O Brasil poderá enviar até 2.100 megawatts de energia para a Argentina neste inverno, ante volume de 1.500 megawatts médios registrados no ano passado, segundo acordo fechado entre os dois países nesta segunda-feira em Brasília.

REUTERS

30 de março de 2009 | 16h46

O Brasil mantém desde 2005 um acordo com o vizinho pelo qual o governo brasileiro manda energia para a Argentina durante o inverno, período de maior consumo no local, e recebe parte da energia de volta mais para o fim do ano.

No ano passado, o limite para o envio era de 1.650 MW, que foi ampliado neste ano devido à boa situação de geração no Brasil, já que os reservatórios das hidrelétricas possuem bom nível e a oferta de gás para as térmicas também se elevou.

Além disso, houve queda no consumo de energia e de gás natural no Brasil, devido à crise econômica.

Parte da energia a ser enviada será de fonte hídrica e parte produzida por termelétricas, informou o Ministério de Minas e Energia.

A proporção será definida no dia 13 de abril, em reunião do Comitê de Monitoramento do Setor Elétrico, do governo brasileiro.

Na parcela hídrica, o Brasil se compromete a enviar entre maio e agosto, e a Argentina precisa devolver entre setembro e novembro.

Já a parcela de energia térmica poderá ser enviada de abril a dezembro, sem devolução. Esse volume será vendido à Argentina, por valores próximos aos de mercado.

O acordo foi assinado nesta segunda, pelo ministro argentino Julio De Vido (Planejamento, Investimento Público e Serviços) e pelo brasileiro Edison Lobão (Minas e Energia).
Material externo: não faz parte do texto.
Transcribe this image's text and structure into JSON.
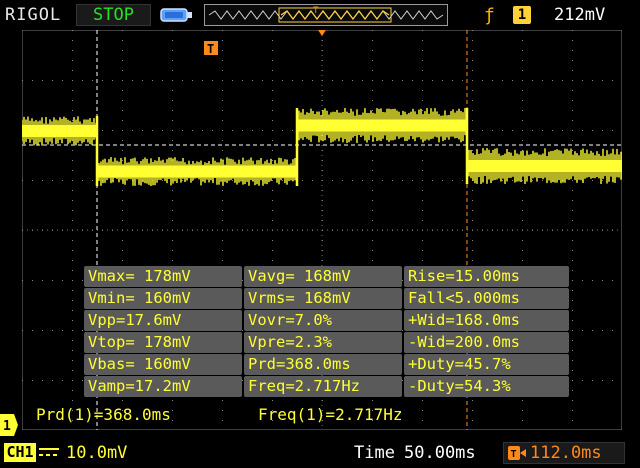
{
  "header": {
    "brand": "RIGOL",
    "run_status": "STOP",
    "trigger_source": "1",
    "trigger_level": "212mV",
    "trigger_marker": "T"
  },
  "measurements": {
    "rows": [
      [
        "Vmax= 178mV",
        "Vavg= 168mV",
        "Rise=15.00ms"
      ],
      [
        "Vmin= 160mV",
        "Vrms= 168mV",
        "Fall<5.000ms"
      ],
      [
        "Vpp=17.6mV",
        "Vovr=7.0%",
        "+Wid=168.0ms"
      ],
      [
        "Vtop= 178mV",
        "Vpre=2.3%",
        "-Wid=200.0ms"
      ],
      [
        "Vbas= 160mV",
        "Prd=368.0ms",
        "+Duty=45.7%"
      ],
      [
        "Vamp=17.2mV",
        "Freq=2.717Hz",
        "-Duty=54.3%"
      ]
    ]
  },
  "cursor_readout": {
    "period": "Prd(1)=368.0ms",
    "frequency": "Freq(1)=2.717Hz"
  },
  "footer": {
    "channel": "CH1",
    "channel_scale": "10.0mV",
    "time_label": "Time",
    "time_base": "50.00ms",
    "trigger_position": "112.0ms"
  },
  "colors": {
    "trace": "#ffff33",
    "trigger": "#ff8a1a",
    "run_status": "#25e025",
    "grid": "#808080"
  },
  "icons": {
    "usb": "usb-icon",
    "trigger_slope": "rising-edge-icon",
    "coupling": "dc-coupling-icon",
    "trigger_position": "trigger-position-icon"
  }
}
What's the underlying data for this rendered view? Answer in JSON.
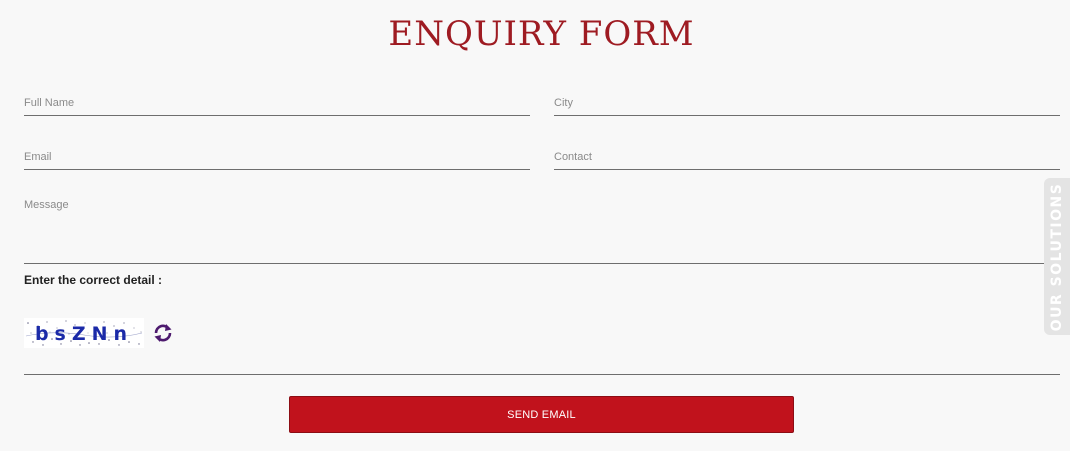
{
  "title": "ENQUIRY FORM",
  "fields": {
    "full_name": {
      "placeholder": "Full Name",
      "value": ""
    },
    "city": {
      "placeholder": "City",
      "value": ""
    },
    "email": {
      "placeholder": "Email",
      "value": ""
    },
    "contact": {
      "placeholder": "Contact",
      "value": ""
    },
    "message": {
      "placeholder": "Message",
      "value": ""
    }
  },
  "captcha": {
    "label": "Enter the correct detail :",
    "code": "bsZNn",
    "refresh_icon": "refresh-icon"
  },
  "submit": {
    "label": "SEND EMAIL"
  },
  "side_tab": {
    "label": "OUR SOLUTIONS"
  },
  "colors": {
    "title": "#9e1b22",
    "button": "#c1121c",
    "side_tab": "#e4e4e4",
    "captcha_text": "#1b2aa8",
    "refresh_icon": "#4d1a6e"
  }
}
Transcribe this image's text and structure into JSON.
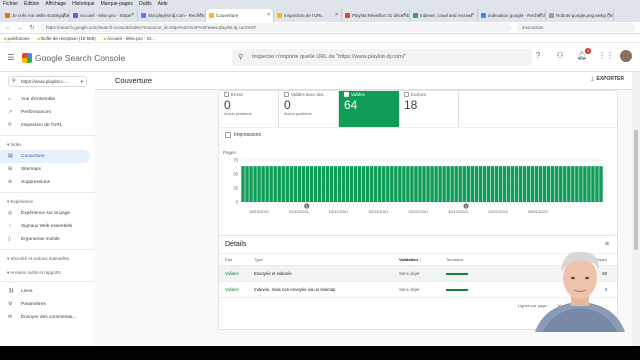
{
  "browser": {
    "menu": [
      "Fichier",
      "Édition",
      "Affichage",
      "Historique",
      "Marque-pages",
      "Outils",
      "Aide"
    ],
    "tabs": [
      {
        "label": "Je crée ma veille stratégique",
        "fav": "#e37400"
      },
      {
        "label": "Accueil - lelse.pro - Stripe",
        "fav": "#635bff"
      },
      {
        "label": "site:playlist-dj.com - Recherche",
        "fav": "#4285f4"
      },
      {
        "label": "Couverture",
        "fav": "#fbbc04"
      },
      {
        "label": "Inspection de l'URL",
        "fav": "#fbbc04"
      },
      {
        "label": "Playlist Réveillon 31 décembre 2",
        "fav": "#ea4335"
      },
      {
        "label": "Indexer, crawl and recrawl",
        "fav": "#34a853"
      },
      {
        "label": "indexation google - Recherche",
        "fav": "#4285f4"
      },
      {
        "label": "Robots-google.png.webp (image)",
        "fav": "#9aa0a6"
      }
    ],
    "url": "https://search.google.com/search-console/index?resource_id=https%3A%2F%2Fwww.playlist-dj.com%2F",
    "omni_hint": "inscruction",
    "bookmarks": [
      "polefonoex",
      "Boîte de réception (18 568)",
      "Accueil - lelse.pro - St..."
    ]
  },
  "header": {
    "app_name": "Google Search Console",
    "inspect_placeholder": "Inspecter n'importe quelle URL de \"https://www.playlist-dj.com/\"",
    "notif_count": "3"
  },
  "sidebar": {
    "property": "https://www.playlist.c...",
    "items_top": [
      {
        "label": "Vue d'ensemble",
        "icon": "home-icon",
        "glyph": "⌂"
      },
      {
        "label": "Performances",
        "icon": "trend-icon",
        "glyph": "↗"
      },
      {
        "label": "Inspection de l'URL",
        "icon": "search-icon",
        "glyph": "⚲"
      }
    ],
    "section_index": "Index",
    "items_index": [
      {
        "label": "Couverture",
        "icon": "coverage-icon",
        "glyph": "▤",
        "active": true
      },
      {
        "label": "Sitemaps",
        "icon": "sitemap-icon",
        "glyph": "⊞"
      },
      {
        "label": "Suppressions",
        "icon": "remove-icon",
        "glyph": "⊘"
      }
    ],
    "section_experience": "Expérience",
    "items_experience": [
      {
        "label": "Expérience sur la page",
        "icon": "page-icon",
        "glyph": "◎"
      },
      {
        "label": "Signaux Web essentiels",
        "icon": "speed-icon",
        "glyph": "◔"
      },
      {
        "label": "Ergonomie mobile",
        "icon": "mobile-icon",
        "glyph": "▯"
      }
    ],
    "section_security": "Sécurité et actions manuelles",
    "section_legacy": "Anciens outils et rapports",
    "items_bottom": [
      {
        "label": "Liens",
        "icon": "links-icon",
        "glyph": "⛓"
      },
      {
        "label": "Paramètres",
        "icon": "settings-icon",
        "glyph": "⚙"
      },
      {
        "label": "Envoyer des commentai...",
        "icon": "feedback-icon",
        "glyph": "✉"
      }
    ]
  },
  "main": {
    "title": "Couverture",
    "export_label": "EXPORTER",
    "stats": [
      {
        "label": "Erreur",
        "value": "0",
        "sub": "Aucun problème",
        "selected": false
      },
      {
        "label": "Valides avec des...",
        "value": "0",
        "sub": "Aucun problème",
        "selected": false
      },
      {
        "label": "Valides",
        "value": "64",
        "sub": "",
        "selected": true
      },
      {
        "label": "Exclues",
        "value": "18",
        "sub": "",
        "selected": false
      }
    ],
    "impressions_label": "Impressions",
    "details_title": "Détails",
    "table_headers": [
      "État",
      "Type",
      "Validation",
      "Tendance",
      "Pages"
    ],
    "rows": [
      {
        "status": "Valides",
        "type": "Envoyée et indexée",
        "validation": "Sans objet",
        "pages": "60"
      },
      {
        "status": "Valides",
        "type": "Indexée, mais non envoyée via un sitemap",
        "validation": "Sans objet",
        "pages": "4"
      }
    ],
    "pager": {
      "rows_label": "Lignes par page :",
      "rows_value": "10",
      "range": "1-2 sur 2"
    }
  },
  "chart_data": {
    "type": "bar",
    "ylabel": "Pages",
    "ylim": [
      0,
      75
    ],
    "yticks": [
      0,
      25,
      50,
      75
    ],
    "xticks": [
      "16/10/2021",
      "31/10/2021",
      "15/11/2021",
      "30/11/2021",
      "15/12/2021",
      "30/12/2021",
      "14/01/2022",
      "29/01/2022"
    ],
    "annotations": [
      {
        "label": "1",
        "at_tick": 1.3
      },
      {
        "label": "1",
        "at_tick": 5.3
      }
    ],
    "bar_count": 90,
    "series": [
      {
        "color": "#0f9d58",
        "values": [
          64,
          64,
          64,
          64,
          64,
          64,
          64,
          64,
          64,
          64,
          64,
          64,
          64,
          64,
          64,
          64,
          64,
          64,
          64,
          64,
          64,
          64,
          64,
          64,
          64,
          64,
          64,
          64,
          64,
          64,
          64,
          64,
          64,
          64,
          64,
          64,
          64,
          64,
          64,
          64,
          64,
          64,
          64,
          64,
          64,
          64,
          64,
          64,
          64,
          64,
          64,
          64,
          64,
          64,
          64,
          64,
          64,
          64,
          64,
          64,
          64,
          64,
          64,
          64,
          64,
          64,
          64,
          64,
          64,
          64,
          64,
          64,
          64,
          64,
          64,
          64,
          64,
          64,
          64,
          64,
          64,
          64,
          64,
          64,
          64,
          64,
          64,
          64,
          64,
          64
        ]
      }
    ]
  }
}
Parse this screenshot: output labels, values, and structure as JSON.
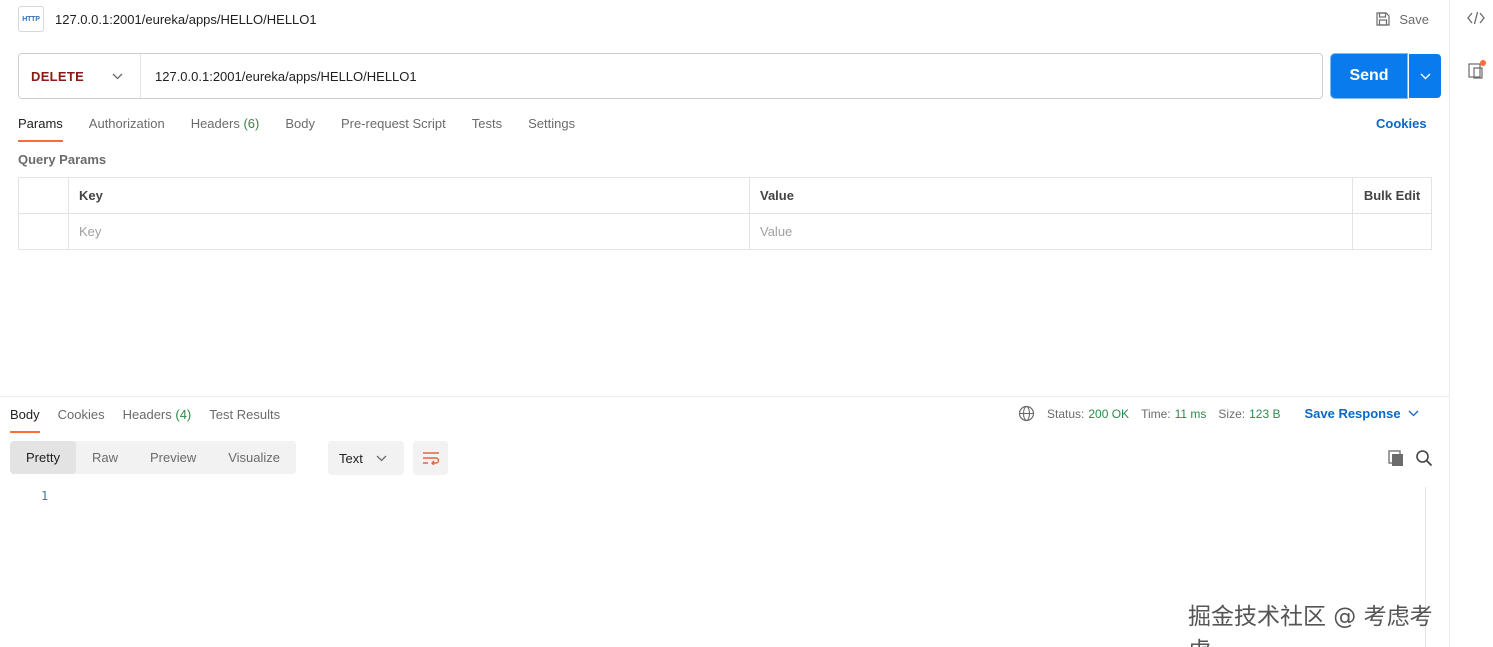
{
  "request": {
    "icon_text": "HTTP",
    "title": "127.0.0.1:2001/eureka/apps/HELLO/HELLO1",
    "save_label": "Save",
    "method": "DELETE",
    "url": "127.0.0.1:2001/eureka/apps/HELLO/HELLO1",
    "send_label": "Send"
  },
  "request_tabs": {
    "params": "Params",
    "authorization": "Authorization",
    "headers": "Headers",
    "headers_count": "(6)",
    "body": "Body",
    "prerequest": "Pre-request Script",
    "tests": "Tests",
    "settings": "Settings",
    "cookies": "Cookies"
  },
  "query_params": {
    "label": "Query Params",
    "col_key": "Key",
    "col_value": "Value",
    "bulk_edit": "Bulk Edit",
    "key_placeholder": "Key",
    "value_placeholder": "Value"
  },
  "response_tabs": {
    "body": "Body",
    "cookies": "Cookies",
    "headers": "Headers",
    "headers_count": "(4)",
    "test_results": "Test Results"
  },
  "response_status": {
    "status_label": "Status:",
    "status_value": "200 OK",
    "time_label": "Time:",
    "time_value": "11 ms",
    "size_label": "Size:",
    "size_value": "123 B",
    "save_response": "Save Response"
  },
  "view": {
    "pretty": "Pretty",
    "raw": "Raw",
    "preview": "Preview",
    "visualize": "Visualize",
    "format": "Text"
  },
  "editor": {
    "line_number": "1"
  },
  "watermark": "掘金技术社区 @ 考虑考虑",
  "colors": {
    "accent": "#ff6c37",
    "send": "#097bed",
    "method_delete": "#8b1a14",
    "status_green": "#2c8a4a",
    "link_blue": "#0a69c7"
  }
}
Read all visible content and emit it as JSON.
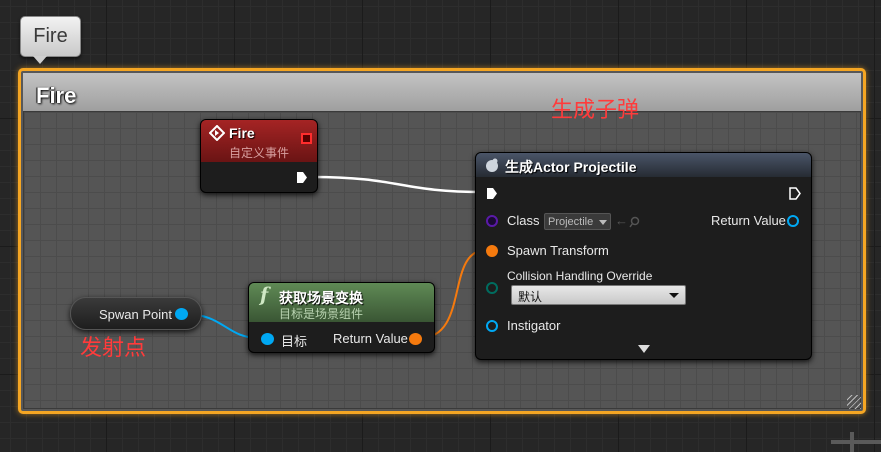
{
  "tag_label": "Fire",
  "comment": {
    "title": "Fire",
    "annotation_spawn": "生成子弹",
    "annotation_point": "发射点"
  },
  "fire_event": {
    "title": "Fire",
    "subtitle": "自定义事件"
  },
  "spawn_actor": {
    "title": "生成Actor Projectile",
    "class_label": "Class",
    "class_value": "Projectile",
    "return_value_label": "Return Value",
    "spawn_transform_label": "Spawn Transform",
    "collision_label": "Collision Handling Override",
    "collision_value": "默认",
    "instigator_label": "Instigator"
  },
  "get_transform": {
    "title": "获取场景变换",
    "subtitle": "目标是场景组件",
    "target_label": "目标",
    "return_value_label": "Return Value"
  },
  "variable": {
    "label": "Spwan Point"
  },
  "colors": {
    "comment_border": "#f5a623",
    "annotation": "#ff3b3b",
    "object_pin": "#00a8f3",
    "transform_pin": "#f57a0e",
    "class_pin": "#5a1aa8",
    "byte_pin": "#006c5f",
    "event_header": "#8b1a1a",
    "function_header": "#4b6b45"
  }
}
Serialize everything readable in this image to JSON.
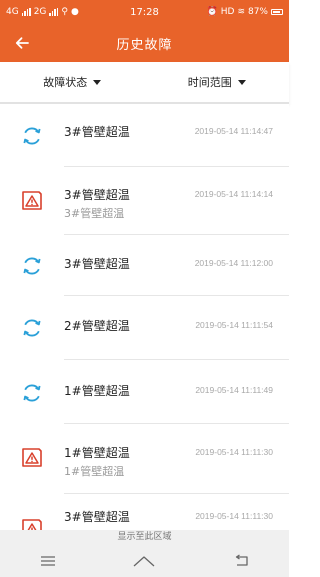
{
  "status_bar": {
    "net_left": "4G",
    "net_mid": "2G",
    "time": "17:28",
    "hd": "HD",
    "battery": "87%"
  },
  "header": {
    "title": "历史故障"
  },
  "filters": {
    "status_label": "故障状态",
    "range_label": "时间范围"
  },
  "colors": {
    "accent": "#e8632a",
    "recover_icon": "#2aa0d8",
    "alarm_icon": "#d9402c"
  },
  "records": [
    {
      "icon": "recover-icon",
      "title": "3#管壁超温",
      "sub": "",
      "time": "2019-05-14 11:14:47"
    },
    {
      "icon": "alarm-icon",
      "title": "3#管壁超温",
      "sub": "3#管壁超温",
      "time": "2019-05-14 11:14:14"
    },
    {
      "icon": "recover-icon",
      "title": "3#管壁超温",
      "sub": "",
      "time": "2019-05-14 11:12:00"
    },
    {
      "icon": "recover-icon",
      "title": "2#管壁超温",
      "sub": "",
      "time": "2019-05-14 11:11:54"
    },
    {
      "icon": "recover-icon",
      "title": "1#管壁超温",
      "sub": "",
      "time": "2019-05-14 11:11:49"
    },
    {
      "icon": "alarm-icon",
      "title": "1#管壁超温",
      "sub": "1#管壁超温",
      "time": "2019-05-14 11:11:30"
    },
    {
      "icon": "alarm-icon",
      "title": "3#管壁超温",
      "sub": "",
      "time": "2019-05-14 11:11:30"
    }
  ],
  "banner": {
    "text": "显示至此区域"
  }
}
Os dois lados também assinaram, no encontro, declaração reafirmando o interesse de aproveitamento conjunto do potencial hidrelétrico do rio Uruguai.

As estatais Eletrobrás e Ebisa assinaram termo para avaliar a viabilidade de projetos na região. A construção de pelo menos um complexo hidrelétrico já está praticamente definida, projeto batizado de Garabi. Outros poderão surgir, informou o ministério.